What do you think? Do authors spend eight hours a day writing as in most other professions? Or do they stay up all night burning the midnight oil? Or do they sit down and dash off chapters in no time flat? Before you read the following answers, make a guess in your own mind, or share in the comments (if you’re brave). Have your answer ready?

Now, here are responses from eight author-friends (and me):

D’Ann Mateer, Karen Witemeyer, Erica VetschHow Many Hours a Day Do You Write?

D’Ann Mateer:  Currently I’d say I write 2-4 hours a day.

Karen Witemeyer:  I have a full-time day job, so my writing time is very sporadic. In an ideal world, I’d love to write at least 2 hours a day (although “writing time” for me usually includes email checking, social media marketing, researching, etc. so it would be more like 4-6 hours a day if that is included). However, with the day job, I end up writing much less on weekdays, and write for about 8 hours on Saturday and 4 hours on Sunday to meet my goal of completing one chapter a week. Someday, when I retire from the day job, I hope to have a more regulated writing schedule, but for now it pretty much comes down to whenever I can find the time.

Erica Vetsch:  The true answer is—it depends. If I’m on a deadline of some kind, I can write from 4-6 hours a day. Mostly, I write from 2-4 hours on weekday afternoons. I do lots of other writing tasks like editing, marketing, blogging, etc, but for writing on the manuscript, I average about 3 hours per weekday. (Since I have about 10 days to finish this manuscript, I’ll write however long it takes!)

Julie Klassen, Michelle Griep, Robin Lee Hatcher

Julie Klassen:  It depends on how close the deadline is! I suppose I average two or three hours a day actually writing—except when a deadline is looming, then maybe six or eight hours. Other time is spent editing, marketing, researching, etc.

Michelle Griep:  Authors write a lot of words on many things other than their manuscript, but as for me, once I start a story, I put in a minimum of 4 hours every weekday.

Robin Lee Hatcher:  I usually write about four hours a day, M-F. That is my time for getting new words on paper. I’m a morning person, so I usually write then, and I leave afternoons for the “business of writing stuff” (editing, revising, marketing, bookkeeping, cover design, etc.).

Jody Hedlund, Becky Wade, Dani Pettrey

Jody Hedlund:  I don’t necessarily write a certain number of hours a day. Instead, I write a certain number of words. Sometimes my daily goal will take me 4 hours and some days 8! It just depends on how well the words flow (and how diligent I am!).

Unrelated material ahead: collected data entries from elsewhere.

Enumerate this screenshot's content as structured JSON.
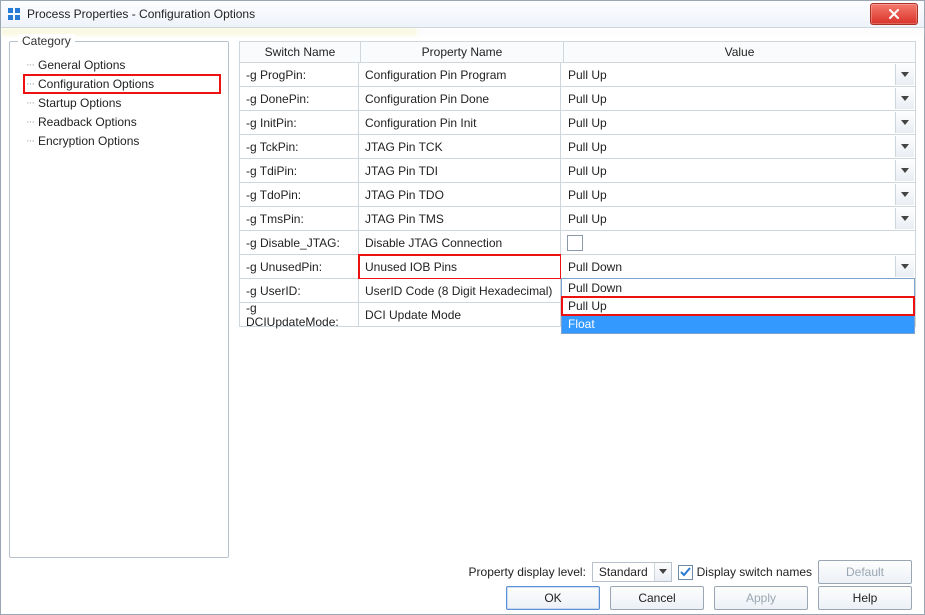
{
  "title": "Process Properties - Configuration Options",
  "category_label": "Category",
  "categories": [
    {
      "label": "General Options",
      "highlight": false
    },
    {
      "label": "Configuration Options",
      "highlight": true
    },
    {
      "label": "Startup Options",
      "highlight": false
    },
    {
      "label": "Readback Options",
      "highlight": false
    },
    {
      "label": "Encryption Options",
      "highlight": false
    }
  ],
  "columns": {
    "switch": "Switch Name",
    "prop": "Property Name",
    "value": "Value"
  },
  "rows": [
    {
      "switch": "-g ProgPin:",
      "prop": "Configuration Pin Program",
      "value": "Pull Up",
      "type": "combo"
    },
    {
      "switch": "-g DonePin:",
      "prop": "Configuration Pin Done",
      "value": "Pull Up",
      "type": "combo"
    },
    {
      "switch": "-g InitPin:",
      "prop": "Configuration Pin Init",
      "value": "Pull Up",
      "type": "combo"
    },
    {
      "switch": "-g TckPin:",
      "prop": "JTAG Pin TCK",
      "value": "Pull Up",
      "type": "combo"
    },
    {
      "switch": "-g TdiPin:",
      "prop": "JTAG Pin TDI",
      "value": "Pull Up",
      "type": "combo"
    },
    {
      "switch": "-g TdoPin:",
      "prop": "JTAG Pin TDO",
      "value": "Pull Up",
      "type": "combo"
    },
    {
      "switch": "-g TmsPin:",
      "prop": "JTAG Pin TMS",
      "value": "Pull Up",
      "type": "combo"
    },
    {
      "switch": "-g Disable_JTAG:",
      "prop": "Disable JTAG Connection",
      "value": "",
      "type": "check"
    },
    {
      "switch": "-g UnusedPin:",
      "prop": "Unused IOB Pins",
      "value": "Pull Down",
      "type": "combo",
      "prop_hl": true,
      "open": true,
      "options": [
        {
          "label": "Pull Down",
          "hl": false,
          "sel": false
        },
        {
          "label": "Pull Up",
          "hl": true,
          "sel": false
        },
        {
          "label": "Float",
          "hl": false,
          "sel": true
        }
      ]
    },
    {
      "switch": "-g UserID:",
      "prop": "UserID Code (8 Digit Hexadecimal)",
      "value": "",
      "type": "text"
    },
    {
      "switch": "-g DCIUpdateMode:",
      "prop": "DCI Update Mode",
      "value": "",
      "type": "text"
    }
  ],
  "footer": {
    "level_label": "Property display level:",
    "level_value": "Standard",
    "switch_names_label": "Display switch names",
    "default_label": "Default",
    "ok": "OK",
    "cancel": "Cancel",
    "apply": "Apply",
    "help": "Help"
  }
}
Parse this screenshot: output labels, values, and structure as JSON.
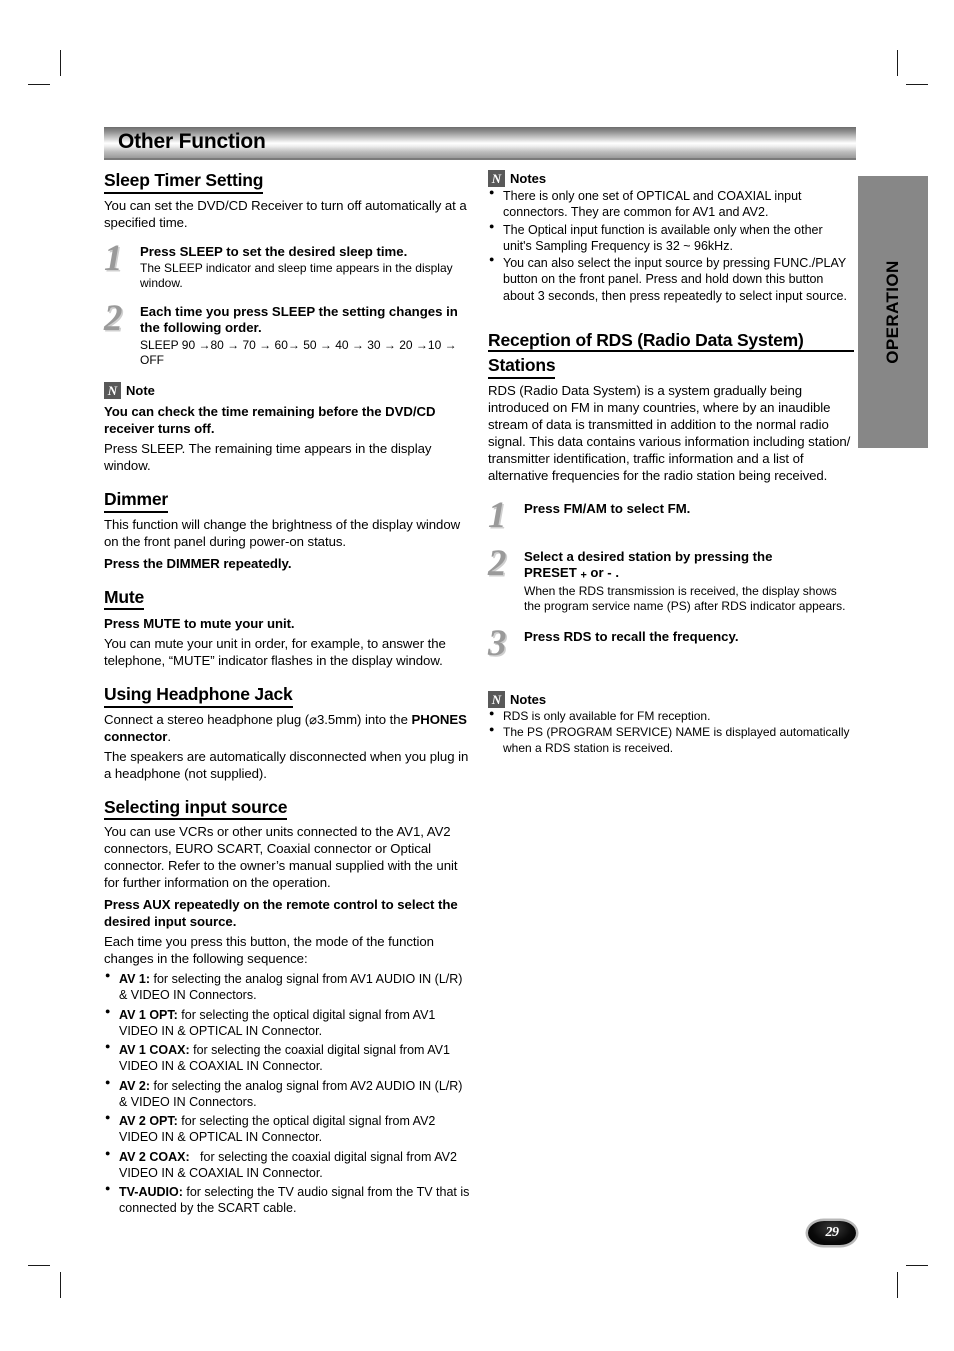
{
  "banner": {
    "title": "Other Function"
  },
  "side_tab": {
    "label": "OPERATION"
  },
  "page_badge": {
    "number": "29"
  },
  "icons": {
    "note_glyph": "N"
  },
  "left_column": {
    "sleep_timer": {
      "heading": "Sleep Timer Setting",
      "intro": "You can set the DVD/CD Receiver to turn off automatically at a specified time.",
      "steps": [
        {
          "number": "1",
          "head": "Press SLEEP to set the desired sleep time.",
          "body": "The SLEEP indicator and sleep time appears in the display window."
        },
        {
          "number": "2",
          "head": "Each time you press SLEEP the setting changes in the following order.",
          "body": "SLEEP  90 →80 → 70 → 60→ 50 → 40 → 30 → 20 →10 → OFF"
        }
      ],
      "note": {
        "title": "Note",
        "bold_line": "You can check the time remaining before the DVD/CD receiver turns off.",
        "body": "Press SLEEP. The remaining time appears in the display window."
      }
    },
    "dimmer": {
      "heading": "Dimmer",
      "body": "This function will change the brightness of the display window on the front panel during power-on status.",
      "action": "Press the DIMMER repeatedly."
    },
    "mute": {
      "heading": "Mute",
      "action": "Press MUTE to mute your unit.",
      "body": "You can mute your unit in order, for example, to answer the telephone, “MUTE” indicator flashes in the display window."
    },
    "headphone": {
      "heading": "Using Headphone Jack",
      "body_pre": "Connect a stereo headphone plug (⌀3.5mm) into the ",
      "body_bold": "PHONES connector",
      "body_post": ".",
      "body2": "The speakers are automatically disconnected when you plug in a headphone (not supplied)."
    },
    "input_source": {
      "heading": "Selecting input source",
      "body": "You can use VCRs or other units connected to the AV1, AV2 connectors, EURO SCART, Coaxial connector or Optical connector. Refer to the owner’s manual supplied with the unit for further information on the operation.",
      "action": "Press AUX repeatedly on the remote control to select the desired input source.",
      "body2": "Each time you press this button, the mode of the function changes in the following sequence:",
      "items": [
        {
          "label": "AV 1:",
          "text": " for selecting the analog signal from AV1 AUDIO IN (L/R) & VIDEO IN Connectors."
        },
        {
          "label": "AV 1 OPT:",
          "text": " for selecting the optical digital signal from AV1 VIDEO IN & OPTICAL IN Connector."
        },
        {
          "label": "AV 1 COAX:",
          "text": " for selecting the coaxial digital signal from AV1 VIDEO IN & COAXIAL IN Connector."
        },
        {
          "label": "AV 2:",
          "text": " for selecting the analog signal from AV2 AUDIO IN (L/R) & VIDEO IN Connectors."
        },
        {
          "label": "AV 2 OPT:",
          "text": " for selecting the optical digital signal from AV2 VIDEO IN & OPTICAL IN Connector."
        },
        {
          "label": "AV 2 COAX:",
          "text": "   for selecting the coaxial digital signal from AV2 VIDEO IN & COAXIAL IN Connector."
        },
        {
          "label": "TV-AUDIO:",
          "text": " for selecting the TV audio signal from the TV that is connected by the SCART cable."
        }
      ]
    }
  },
  "right_column": {
    "notes_top": {
      "title": "Notes",
      "items": [
        "There is only one set of OPTICAL and COAXIAL input connectors. They are common for AV1 and AV2.",
        "The Optical input function is available only when the other unit's Sampling Frequency is 32 ~ 96kHz.",
        "You can also select the input source by pressing FUNC./PLAY button on the front panel. Press and hold down this button about 3 seconds, then press repeatedly to select input source."
      ]
    },
    "rds": {
      "heading_line1": "Reception of RDS (Radio Data System)",
      "heading_line2": "Stations",
      "body": "RDS (Radio Data System) is a system gradually being introduced on FM in many countries, where by an inaudible stream of data is transmitted in addition to the normal radio signal. This data contains various information including station/ transmitter identification, traffic information and a list of alternative frequencies for the radio station being received.",
      "steps": [
        {
          "number": "1",
          "head": "Press FM/AM to select FM.",
          "body": ""
        },
        {
          "number": "2",
          "head_line1": "Select a desired station by pressing the",
          "head_line2_pre": "PRESET ",
          "head_line2_plus": "+",
          "head_line2_mid": " or - .",
          "body": "When the RDS transmission is received, the display shows the program service name (PS) after RDS indicator appears."
        },
        {
          "number": "3",
          "head": "Press RDS to recall the frequency.",
          "body": ""
        }
      ],
      "notes": {
        "title": "Notes",
        "items": [
          " RDS is only available for FM reception.",
          "The PS (PROGRAM SERVICE) NAME is displayed automatically when a RDS station is received."
        ]
      }
    }
  }
}
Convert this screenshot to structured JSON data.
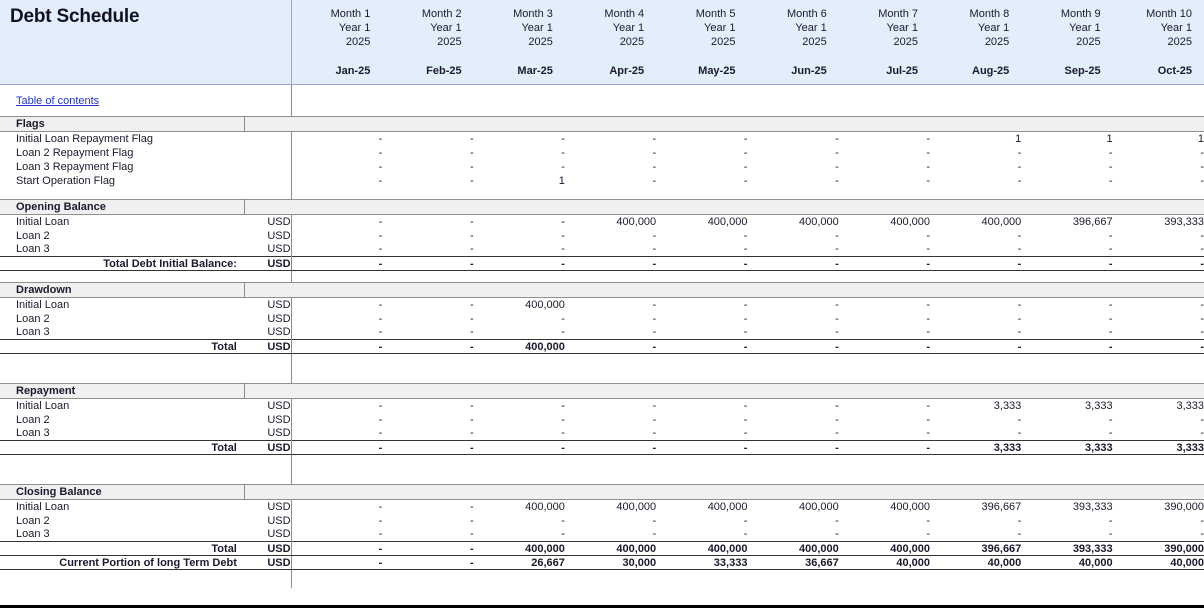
{
  "header": {
    "title": "Debt Schedule",
    "columns": [
      {
        "month": "Month 1",
        "year_label": "Year 1",
        "year": "2025",
        "date": "Jan-25"
      },
      {
        "month": "Month 2",
        "year_label": "Year 1",
        "year": "2025",
        "date": "Feb-25"
      },
      {
        "month": "Month 3",
        "year_label": "Year 1",
        "year": "2025",
        "date": "Mar-25"
      },
      {
        "month": "Month 4",
        "year_label": "Year 1",
        "year": "2025",
        "date": "Apr-25"
      },
      {
        "month": "Month 5",
        "year_label": "Year 1",
        "year": "2025",
        "date": "May-25"
      },
      {
        "month": "Month 6",
        "year_label": "Year 1",
        "year": "2025",
        "date": "Jun-25"
      },
      {
        "month": "Month 7",
        "year_label": "Year 1",
        "year": "2025",
        "date": "Jul-25"
      },
      {
        "month": "Month 8",
        "year_label": "Year 1",
        "year": "2025",
        "date": "Aug-25"
      },
      {
        "month": "Month 9",
        "year_label": "Year 1",
        "year": "2025",
        "date": "Sep-25"
      },
      {
        "month": "Month 10",
        "year_label": "Year 1",
        "year": "2025",
        "date": "Oct-25"
      }
    ]
  },
  "nav": {
    "table_of_contents": "Table of contents"
  },
  "units": {
    "usd": "USD"
  },
  "sections": {
    "flags": {
      "title": "Flags",
      "rows": [
        {
          "label": "Initial Loan Repayment Flag",
          "unit": "",
          "values": [
            "-",
            "-",
            "-",
            "-",
            "-",
            "-",
            "-",
            "1",
            "1",
            "1"
          ]
        },
        {
          "label": "Loan 2 Repayment Flag",
          "unit": "",
          "values": [
            "-",
            "-",
            "-",
            "-",
            "-",
            "-",
            "-",
            "-",
            "-",
            "-"
          ]
        },
        {
          "label": "Loan 3 Repayment Flag",
          "unit": "",
          "values": [
            "-",
            "-",
            "-",
            "-",
            "-",
            "-",
            "-",
            "-",
            "-",
            "-"
          ]
        },
        {
          "label": "Start Operation Flag",
          "unit": "",
          "values": [
            "-",
            "-",
            "1",
            "-",
            "-",
            "-",
            "-",
            "-",
            "-",
            "-"
          ]
        }
      ]
    },
    "opening_balance": {
      "title": "Opening Balance",
      "rows": [
        {
          "label": "Initial Loan",
          "unit": "USD",
          "values": [
            "-",
            "-",
            "-",
            "400,000",
            "400,000",
            "400,000",
            "400,000",
            "400,000",
            "396,667",
            "393,333"
          ]
        },
        {
          "label": "Loan 2",
          "unit": "USD",
          "values": [
            "-",
            "-",
            "-",
            "-",
            "-",
            "-",
            "-",
            "-",
            "-",
            "-"
          ]
        },
        {
          "label": "Loan 3",
          "unit": "USD",
          "values": [
            "-",
            "-",
            "-",
            "-",
            "-",
            "-",
            "-",
            "-",
            "-",
            "-"
          ]
        }
      ],
      "total": {
        "label": "Total Debt Initial Balance:",
        "unit": "USD",
        "values": [
          "-",
          "-",
          "-",
          "-",
          "-",
          "-",
          "-",
          "-",
          "-",
          "-"
        ]
      }
    },
    "drawdown": {
      "title": "Drawdown",
      "rows": [
        {
          "label": "Initial Loan",
          "unit": "USD",
          "values": [
            "-",
            "-",
            "400,000",
            "-",
            "-",
            "-",
            "-",
            "-",
            "-",
            "-"
          ]
        },
        {
          "label": "Loan 2",
          "unit": "USD",
          "values": [
            "-",
            "-",
            "-",
            "-",
            "-",
            "-",
            "-",
            "-",
            "-",
            "-"
          ]
        },
        {
          "label": "Loan 3",
          "unit": "USD",
          "values": [
            "-",
            "-",
            "-",
            "-",
            "-",
            "-",
            "-",
            "-",
            "-",
            "-"
          ]
        }
      ],
      "total": {
        "label": "Total",
        "unit": "USD",
        "values": [
          "-",
          "-",
          "400,000",
          "-",
          "-",
          "-",
          "-",
          "-",
          "-",
          "-"
        ]
      }
    },
    "repayment": {
      "title": "Repayment",
      "rows": [
        {
          "label": "Initial Loan",
          "unit": "USD",
          "values": [
            "-",
            "-",
            "-",
            "-",
            "-",
            "-",
            "-",
            "3,333",
            "3,333",
            "3,333"
          ]
        },
        {
          "label": "Loan 2",
          "unit": "USD",
          "values": [
            "-",
            "-",
            "-",
            "-",
            "-",
            "-",
            "-",
            "-",
            "-",
            "-"
          ]
        },
        {
          "label": "Loan 3",
          "unit": "USD",
          "values": [
            "-",
            "-",
            "-",
            "-",
            "-",
            "-",
            "-",
            "-",
            "-",
            "-"
          ]
        }
      ],
      "total": {
        "label": "Total",
        "unit": "USD",
        "values": [
          "-",
          "-",
          "-",
          "-",
          "-",
          "-",
          "-",
          "3,333",
          "3,333",
          "3,333"
        ]
      }
    },
    "closing_balance": {
      "title": "Closing Balance",
      "rows": [
        {
          "label": "Initial Loan",
          "unit": "USD",
          "values": [
            "-",
            "-",
            "400,000",
            "400,000",
            "400,000",
            "400,000",
            "400,000",
            "396,667",
            "393,333",
            "390,000"
          ]
        },
        {
          "label": "Loan 2",
          "unit": "USD",
          "values": [
            "-",
            "-",
            "-",
            "-",
            "-",
            "-",
            "-",
            "-",
            "-",
            "-"
          ]
        },
        {
          "label": "Loan 3",
          "unit": "USD",
          "values": [
            "-",
            "-",
            "-",
            "-",
            "-",
            "-",
            "-",
            "-",
            "-",
            "-"
          ]
        }
      ],
      "total": {
        "label": "Total",
        "unit": "USD",
        "values": [
          "-",
          "-",
          "400,000",
          "400,000",
          "400,000",
          "400,000",
          "400,000",
          "396,667",
          "393,333",
          "390,000"
        ]
      },
      "current_portion": {
        "label": "Current Portion of long Term Debt",
        "unit": "USD",
        "values": [
          "-",
          "-",
          "26,667",
          "30,000",
          "33,333",
          "36,667",
          "40,000",
          "40,000",
          "40,000",
          "40,000"
        ]
      }
    }
  },
  "colors": {
    "header_background": "#e3eefb",
    "section_background": "#f0f0f0",
    "link": "#2233cc",
    "grid_line": "#8c8c8c"
  }
}
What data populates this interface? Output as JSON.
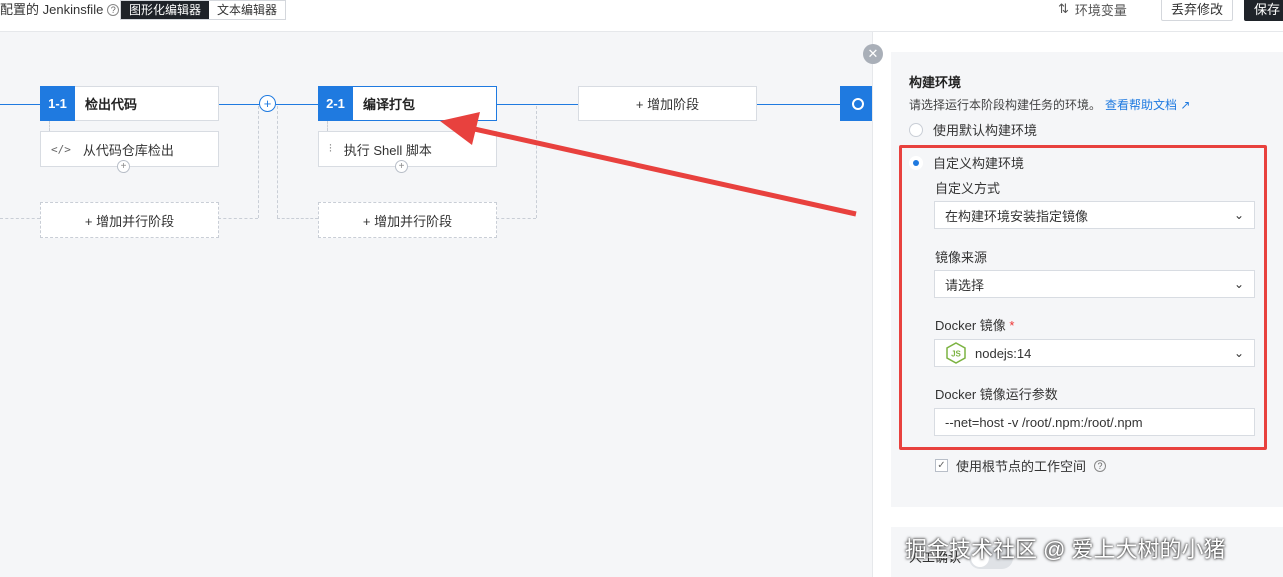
{
  "topbar": {
    "title": "配置的 Jenkinsfile",
    "mode_graphic": "图形化编辑器",
    "mode_text": "文本编辑器",
    "env_vars": "环境变量",
    "discard": "丢弃修改",
    "save": "保存"
  },
  "pipeline": {
    "stages": [
      {
        "num": "1-1",
        "name": "检出代码",
        "step": "从代码仓库检出",
        "step_icon": "code-icon"
      },
      {
        "num": "2-1",
        "name": "编译打包",
        "step": "执行 Shell 脚本",
        "step_icon": "settings-sliders-icon"
      }
    ],
    "add_parallel": "+ 增加并行阶段",
    "add_stage": "+ 增加阶段"
  },
  "panel": {
    "section_title": "构建环境",
    "section_desc": "请选择运行本阶段构建任务的环境。",
    "help_link": "查看帮助文档",
    "radio_default": "使用默认构建环境",
    "radio_custom": "自定义构建环境",
    "custom_mode_label": "自定义方式",
    "custom_mode_value": "在构建环境安装指定镜像",
    "image_source_label": "镜像来源",
    "image_source_value": "请选择",
    "docker_image_label": "Docker 镜像",
    "docker_image_value": "nodejs:14",
    "docker_args_label": "Docker 镜像运行参数",
    "docker_args_value": "--net=host -v /root/.npm:/root/.npm",
    "use_root_workspace": "使用根节点的工作空间",
    "manual_confirm": "人工确认"
  },
  "watermark": "掘金技术社区 @ 爱上大树的小猪",
  "colors": {
    "accent": "#1f7ae0",
    "annotation": "#e8413e"
  }
}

Becky Wade:  I tackle writing-related business in the mornings! It typically takes me anywhere from 1-3 hours to reply to email and address that day’s marketing To Do list (social media, blogging, interviews, e-mail newsletters, etc). Once I have that out of the way, I write.  The time it takes to write on any given day varies widely, because I write according to daily page count goals. For example, I’m currently rewriting 20 pages a day. If I hardly need to make any changes to those 20 pages, I can knock them out in an hour and a half. But much more often, I decide that the pages need heavy editing. So I add content or cut/paste content or change the motivation/conflict/emotional slant of a scene. That can take ages.  I’d say that, on average, I work at this job for 6-8 hours a day.  

Dani Pettrey:  I don’t write for a specific amount of time. Rather, I write to a word count of 2500 words a day during what I call “normal” writing. During the last month before deadline that amount increases quite a bit. I typically write 12 hours a day during that month as I’m trying to pull everything together and polish it. 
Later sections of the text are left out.